Eleonor se quedó un momento en silencio, sorprendida.
Reprimiendo todas las dudas que le rondaban por la cabeza, miró a Iker y, con una voz limpia pero distante, murmuró:
—Entonces me voy, gracias por lo de hace rato... señor Rodríguez.
—Señorita...
César intentó decir algo, pero la voz burlona y cortante de su jefe lo interrumpió:
—Ya, no te metas en lo que no te llaman.
Eleonor deslizó sin querer los dedos por la yema de su mano, pero su paso no vaciló ni un instante.
Cuando el lujoso carro negro se perdió entre las sombras de la noche, César murmuró para sí:
—Caray, siempre aparece alguien a aguar la fiesta...
—¿Qué andas diciendo? —preguntó Iker con desgano, apagando el cigarro antes de encorvarse para subir al carro. Su figura, en medio del viento helado del invierno, daba la impresión de cargar con cierta soledad.
César se acomodó en el asiento del copiloto.
—Nada, solo que siento que la señorita le aguanta demasiado a ese Fabián.
—Cada vez que la veo, se nota que todavía está enojada contigo.
—Pero, ¿por qué no se enoja con Fabián? Ese tipo la ha hecho quedar como tonta frente a todos, nunca la acompaña a ver a su familia y siempre termina metiéndola en problemas...
Por alguna razón, el ambiente dentro del carro se volvió más pesado.
César sintió un escalofrío recorriéndole la espalda.
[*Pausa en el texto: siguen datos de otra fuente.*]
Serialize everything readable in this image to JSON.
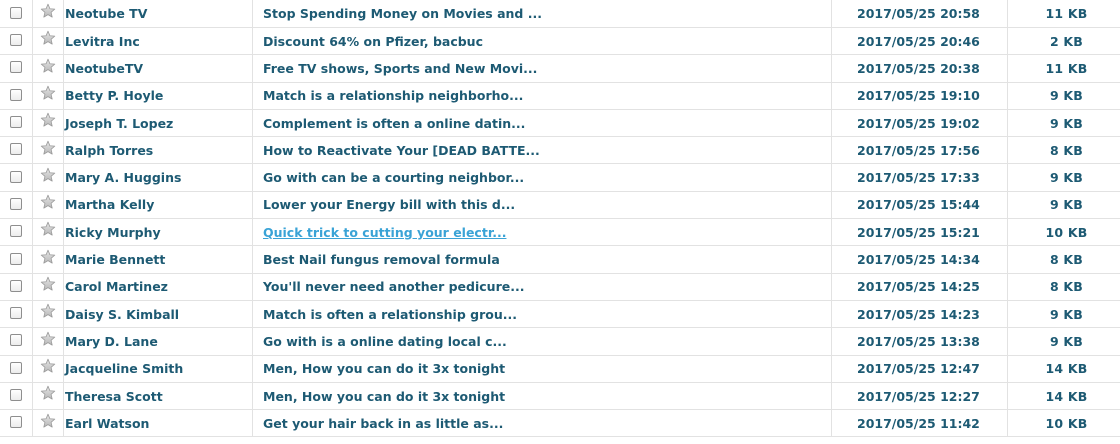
{
  "colors": {
    "text": "#1d5a73",
    "hover_link": "#3aa3d6",
    "grid": "#e2e2e2",
    "star": "#a9a9a9"
  },
  "messages": [
    {
      "sender": "Neotube TV",
      "subject": "Stop Spending Money on Movies and ...",
      "date": "2017/05/25 20:58",
      "size": "11 KB"
    },
    {
      "sender": "Levitra Inc",
      "subject": "Discount 64% on Pfizer, bacbuc",
      "date": "2017/05/25 20:46",
      "size": "2 KB"
    },
    {
      "sender": "NeotubeTV",
      "subject": "Free TV shows, Sports and New Movi...",
      "date": "2017/05/25 20:38",
      "size": "11 KB"
    },
    {
      "sender": "Betty P. Hoyle",
      "subject": "Match is a relationship neighborho...",
      "date": "2017/05/25 19:10",
      "size": "9 KB"
    },
    {
      "sender": "Joseph T. Lopez",
      "subject": "Complement is often a online datin...",
      "date": "2017/05/25 19:02",
      "size": "9 KB"
    },
    {
      "sender": "Ralph Torres",
      "subject": "How to Reactivate Your [DEAD BATTE...",
      "date": "2017/05/25 17:56",
      "size": "8 KB"
    },
    {
      "sender": "Mary A. Huggins",
      "subject": "Go with can be a courting neighbor...",
      "date": "2017/05/25 17:33",
      "size": "9 KB"
    },
    {
      "sender": "Martha Kelly",
      "subject": "Lower your Energy bill with this d...",
      "date": "2017/05/25 15:44",
      "size": "9 KB"
    },
    {
      "sender": "Ricky Murphy",
      "subject": "Quick trick to cutting your electr...",
      "date": "2017/05/25 15:21",
      "size": "10 KB",
      "hovered": true
    },
    {
      "sender": "Marie Bennett",
      "subject": "Best Nail fungus removal formula",
      "date": "2017/05/25 14:34",
      "size": "8 KB"
    },
    {
      "sender": "Carol Martinez",
      "subject": "You'll never need another pedicure...",
      "date": "2017/05/25 14:25",
      "size": "8 KB"
    },
    {
      "sender": "Daisy S. Kimball",
      "subject": "Match is often a relationship grou...",
      "date": "2017/05/25 14:23",
      "size": "9 KB"
    },
    {
      "sender": "Mary D. Lane",
      "subject": "Go with is a online dating local c...",
      "date": "2017/05/25 13:38",
      "size": "9 KB"
    },
    {
      "sender": "Jacqueline Smith",
      "subject": "Men, How you can do it 3x tonight",
      "date": "2017/05/25 12:47",
      "size": "14 KB"
    },
    {
      "sender": "Theresa Scott",
      "subject": "Men, How you can do it 3x tonight",
      "date": "2017/05/25 12:27",
      "size": "14 KB"
    },
    {
      "sender": "Earl Watson",
      "subject": "Get your hair back in as little as...",
      "date": "2017/05/25 11:42",
      "size": "10 KB"
    }
  ]
}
Joaquín, que manejaba, ni cuenta se dio y siguió hablando como si nada:
—Eso pasa cuando una mujer está enamorada, compa. Frente a la persona que le gusta, siempre se le olvida el orgullo y la paciencia nunca se le acaba.
César apretó los labios, inseguro.
—No creo que Eleonor sea así.
—Eso ya depende de ti si lo crees o no —le contestó Joaquín, echando un vistazo por el retrovisor hacia Iker—. Oiga jefe, ¿usted qué piensa...?
—¿Desde cuándo te gusta hablar tanto?
La cara de Iker, dura y marcada bajo la luz de los faros, tenía un aire tan cortante que nadie se atrevió a seguir la conversación.
Ambos se callaron de inmediato.
Si ni siquiera habían dicho nada grave…
¿Por qué se habrá molestado otra vez?
...
El camino de regreso de la villa antigua de la familia Rodríguez a Villa Orquídea no tuvo ningún contratiempo.
Eso sí, la calle estaba resbalosa por la lluvia, así que Raúl prefería manejar sin prisa.
Dentro del carro, el calor de la calefacción se sentía reconfortante, y el silencio llenaba el ambiente.
No fue sino hasta que pasó un buen rato que Eleonor sintió que el frío que traía en los brazos y las piernas comenzaba a desvanecerse.
Entonces, levantó la mirada hacia Fabián, lista para hablar, pero él se le adelantó:
—¿Estás molesta?
Pero Eleonor, en el fondo, sí lo creía.
No iba a admitirlo, así que solo dibujó una pequeña sonrisa, apenas visible, con un hoyuelo que parecía ir y venir.
—No es eso. Solo no quiero retrasar tus asuntos importantes.
—No te preocupes, la junta se cambió para las ocho y media.
Fabián miró su reloj un instante.
—No me da tiempo de llevarte a casa, ¿te quedas en mi oficina un rato mientras termino?
—Puedo regresar sola...
—No será mucho, ¿sí?
Eleonor ya no insistió.
—Está bien.
Así fue como, sin decir más, caminó detrás de Fabián hasta entrar a la torre central del Grupo Valdés. A esa hora, el edificio brillaba como si fuera mediodía.
Los empleados del área de proyectos ya estaban reunidos en la sala de juntas.
Fabián se fue directo con ellos, mientras Eleonor caminó sola hasta la oficina del director al fondo del pasillo.
Tal vez por el cansancio de la noche anterior, en cuanto se acomodó en el sofá abrazando un cojín, se quedó dormida esperando.
Poco a poco, las luces de la torre se fueron apagando una por una.
Solo en el último piso y en una que otra oficina seguía encendida la luz.